In the western world, the term has become closely associated (and is often used interchangeably) with sexual abstinence, especially before marriage. However, the term remains applicable to persons in all states, single or married, clerical or lay, and has implications beyond sexual temperance.
Assuming the observance of chastity, chastity is of particular relevance to the transition from unmarried to married status (here marriage is meant in the common heterosexual sense, not in the sense of spiritual marriage). Broadly, there are two approaches: courtship and arranged marriage.
Different cultures have implemented chastity in different ways. From the weak to the strong: Some take no objection to courtship or even casual sexual relationships. Some have implemented chastity with a double standard. Others have taken the view that marriages should be arranged and that any behavior which could be construed as courtship is taboo.
In ancient times the value of chastity was highly debated in both the homosexual and heterosexual spheres. In particular, Socrates was an advocate of chaste pedagogic relations between men and boys, in opposition to the sexually expressed pederastic relations relationships prevalent in his time. Plato, having transmitted many of these teachings, has become the eponym for this type of chastity, known today as Platonic love (as opposed to romantic love, parental love, sibling love, etc.).
"Grant me chastity and continence, but not yet." (Da mihi castitatem et continentiam, sed noli modo.) - Saint Augustine
In the context of marriage, the spouses commit to a lifelong relationship which excludes the possibility of sexual intimacy with other persons. Chastity therefore involves marital fidelity. Within marriage, several practices are variedly considered unchaste, such as sexual intimacy during or shortly after menstruation or childbirth.
The particular ethical system may not prescribe each of these. For example, within the scope of Christian ethic, Roman Catholics view sex within marriage as chaste, but prohibit the use of artificial contraception as an offense against chastity, seeing contraception as contrary to God's will and design of human sexuality. Many Anglican churches allow for artificial contraception, seeing the restriction of family size as possibly not contrary to God's will. A stricter view is held by the Shakers, who prohibit marriage (and indeed sexual intercourse under any circumstances) as a violation of chastity.
Some Christian denominations, such as the Roman Catholic Church, have set up various rules regarding clerical celibacy, while others, such as Lutheran and Anglican churches, allow clergy to marry or even favour it.
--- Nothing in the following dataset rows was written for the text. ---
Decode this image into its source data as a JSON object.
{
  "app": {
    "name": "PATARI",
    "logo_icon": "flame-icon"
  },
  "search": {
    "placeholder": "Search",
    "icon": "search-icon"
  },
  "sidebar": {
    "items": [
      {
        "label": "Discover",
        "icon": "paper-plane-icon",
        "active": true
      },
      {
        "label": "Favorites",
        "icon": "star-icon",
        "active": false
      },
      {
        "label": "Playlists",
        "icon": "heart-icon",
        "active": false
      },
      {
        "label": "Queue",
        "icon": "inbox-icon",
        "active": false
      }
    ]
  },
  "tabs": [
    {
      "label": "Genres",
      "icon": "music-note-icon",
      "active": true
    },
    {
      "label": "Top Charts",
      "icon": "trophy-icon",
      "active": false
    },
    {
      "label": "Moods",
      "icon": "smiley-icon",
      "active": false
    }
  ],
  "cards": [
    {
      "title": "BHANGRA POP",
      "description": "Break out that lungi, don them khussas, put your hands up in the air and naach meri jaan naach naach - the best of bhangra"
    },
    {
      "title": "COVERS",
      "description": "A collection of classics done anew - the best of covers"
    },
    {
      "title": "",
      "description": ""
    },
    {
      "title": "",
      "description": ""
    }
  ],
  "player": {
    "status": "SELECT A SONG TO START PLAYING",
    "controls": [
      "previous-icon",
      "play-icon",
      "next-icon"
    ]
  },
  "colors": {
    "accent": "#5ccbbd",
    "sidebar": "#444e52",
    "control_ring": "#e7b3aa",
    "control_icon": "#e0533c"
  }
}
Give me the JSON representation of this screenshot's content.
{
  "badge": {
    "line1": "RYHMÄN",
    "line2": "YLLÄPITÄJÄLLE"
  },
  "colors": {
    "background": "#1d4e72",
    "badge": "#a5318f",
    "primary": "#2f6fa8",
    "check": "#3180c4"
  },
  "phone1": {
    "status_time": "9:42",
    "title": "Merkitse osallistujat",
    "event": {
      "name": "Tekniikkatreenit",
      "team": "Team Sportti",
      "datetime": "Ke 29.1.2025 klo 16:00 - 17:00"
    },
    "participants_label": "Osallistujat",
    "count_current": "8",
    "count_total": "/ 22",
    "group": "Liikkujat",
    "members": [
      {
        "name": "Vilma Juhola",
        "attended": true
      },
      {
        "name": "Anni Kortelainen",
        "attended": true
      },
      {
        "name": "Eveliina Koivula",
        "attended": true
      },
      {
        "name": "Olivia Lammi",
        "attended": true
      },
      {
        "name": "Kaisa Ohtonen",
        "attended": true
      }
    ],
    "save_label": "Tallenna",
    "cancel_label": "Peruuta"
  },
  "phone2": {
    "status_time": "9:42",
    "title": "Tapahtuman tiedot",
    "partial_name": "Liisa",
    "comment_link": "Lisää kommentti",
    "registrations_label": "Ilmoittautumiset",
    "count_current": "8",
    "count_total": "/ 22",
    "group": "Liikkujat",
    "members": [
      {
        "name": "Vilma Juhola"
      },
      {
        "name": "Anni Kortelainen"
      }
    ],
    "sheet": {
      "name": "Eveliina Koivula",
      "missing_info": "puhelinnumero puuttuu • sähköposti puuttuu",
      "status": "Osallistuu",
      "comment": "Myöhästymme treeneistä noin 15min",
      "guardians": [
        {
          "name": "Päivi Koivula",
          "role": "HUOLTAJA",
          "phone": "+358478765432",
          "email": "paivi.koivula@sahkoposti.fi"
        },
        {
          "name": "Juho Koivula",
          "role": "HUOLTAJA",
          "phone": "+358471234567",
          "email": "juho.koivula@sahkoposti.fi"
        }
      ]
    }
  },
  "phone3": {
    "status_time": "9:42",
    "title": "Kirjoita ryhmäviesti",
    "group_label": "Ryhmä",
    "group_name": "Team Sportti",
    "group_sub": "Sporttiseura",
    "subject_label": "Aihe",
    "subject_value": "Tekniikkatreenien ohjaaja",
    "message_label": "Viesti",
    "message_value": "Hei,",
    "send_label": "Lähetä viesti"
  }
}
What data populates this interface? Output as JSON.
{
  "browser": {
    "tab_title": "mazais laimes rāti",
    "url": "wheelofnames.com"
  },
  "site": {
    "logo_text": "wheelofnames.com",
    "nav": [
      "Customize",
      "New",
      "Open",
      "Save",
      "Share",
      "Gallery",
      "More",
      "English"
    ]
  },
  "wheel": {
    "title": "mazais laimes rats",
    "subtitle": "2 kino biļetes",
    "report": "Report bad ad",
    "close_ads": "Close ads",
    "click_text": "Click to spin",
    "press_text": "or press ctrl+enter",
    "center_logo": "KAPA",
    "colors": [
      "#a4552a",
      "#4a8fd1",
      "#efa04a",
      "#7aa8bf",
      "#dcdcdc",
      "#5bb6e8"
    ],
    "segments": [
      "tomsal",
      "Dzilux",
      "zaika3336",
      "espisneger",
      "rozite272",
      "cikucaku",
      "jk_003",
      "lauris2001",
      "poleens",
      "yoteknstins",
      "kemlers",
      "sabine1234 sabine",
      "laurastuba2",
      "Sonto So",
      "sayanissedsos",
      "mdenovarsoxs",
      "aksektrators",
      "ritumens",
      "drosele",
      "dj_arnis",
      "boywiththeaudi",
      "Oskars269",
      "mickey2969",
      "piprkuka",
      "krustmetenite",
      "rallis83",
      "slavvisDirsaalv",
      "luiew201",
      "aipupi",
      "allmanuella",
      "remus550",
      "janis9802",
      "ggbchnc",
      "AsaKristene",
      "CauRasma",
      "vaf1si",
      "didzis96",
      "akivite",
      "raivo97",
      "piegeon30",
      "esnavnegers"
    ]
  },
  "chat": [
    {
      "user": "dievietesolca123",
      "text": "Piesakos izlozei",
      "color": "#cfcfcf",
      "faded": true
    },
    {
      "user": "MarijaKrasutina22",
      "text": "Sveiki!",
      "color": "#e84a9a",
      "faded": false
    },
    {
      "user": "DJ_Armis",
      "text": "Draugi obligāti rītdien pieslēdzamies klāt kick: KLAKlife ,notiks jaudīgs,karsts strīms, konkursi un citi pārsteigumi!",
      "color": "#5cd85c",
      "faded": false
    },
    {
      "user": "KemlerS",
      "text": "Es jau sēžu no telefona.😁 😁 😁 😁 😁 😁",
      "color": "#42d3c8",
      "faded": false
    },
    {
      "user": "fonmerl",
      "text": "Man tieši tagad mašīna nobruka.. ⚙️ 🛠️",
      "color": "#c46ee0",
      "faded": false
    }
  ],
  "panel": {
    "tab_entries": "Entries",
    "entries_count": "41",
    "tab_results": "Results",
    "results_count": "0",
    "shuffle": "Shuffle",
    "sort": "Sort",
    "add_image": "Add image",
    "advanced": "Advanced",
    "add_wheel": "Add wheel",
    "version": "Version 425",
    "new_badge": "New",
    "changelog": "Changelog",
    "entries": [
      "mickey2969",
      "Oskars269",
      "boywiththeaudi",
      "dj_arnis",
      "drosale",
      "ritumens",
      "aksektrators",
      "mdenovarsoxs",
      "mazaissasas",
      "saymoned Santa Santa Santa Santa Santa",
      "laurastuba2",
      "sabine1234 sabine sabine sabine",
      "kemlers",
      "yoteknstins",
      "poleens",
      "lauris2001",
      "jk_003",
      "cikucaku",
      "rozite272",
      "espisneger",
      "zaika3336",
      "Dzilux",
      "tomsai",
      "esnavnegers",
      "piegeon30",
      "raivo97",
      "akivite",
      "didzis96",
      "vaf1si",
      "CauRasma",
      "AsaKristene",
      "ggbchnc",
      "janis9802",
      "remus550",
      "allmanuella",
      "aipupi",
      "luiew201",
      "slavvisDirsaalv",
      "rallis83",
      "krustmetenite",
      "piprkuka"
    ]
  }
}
In all Christian traditions, celibacy is required of monastics—monks, nuns and friars—even in a rare system of double cloisters, in which husbands could enter the (men's) monastery while their wives entered a (women's) sister monastery.
Vows of chastity can also be taken by laypersons, either as part of an organised religious life (such as Roman Catholic Beguines and Beghards) or on an individual basis, as a voluntary act of devotion and/or as part of an ascetic lifestyle, often devoted to contemplation. The voluntary aspect has led it to being included among the counsels of perfection.
Acts which transgress chastity are usually intended to be a private matter. The main exception to this norm is the style of clothing worn because clothing can be used to broadcast a person's receptiveness to sexual advances. For this reason, cultures which attempt to foster chastity often employ a modest style of dress, especially for women.
Style of dress may be chosen for other reasons than chastity such as the desire to express one's individual identity, to conform to societal norms, for advertising a product, or for other reasons.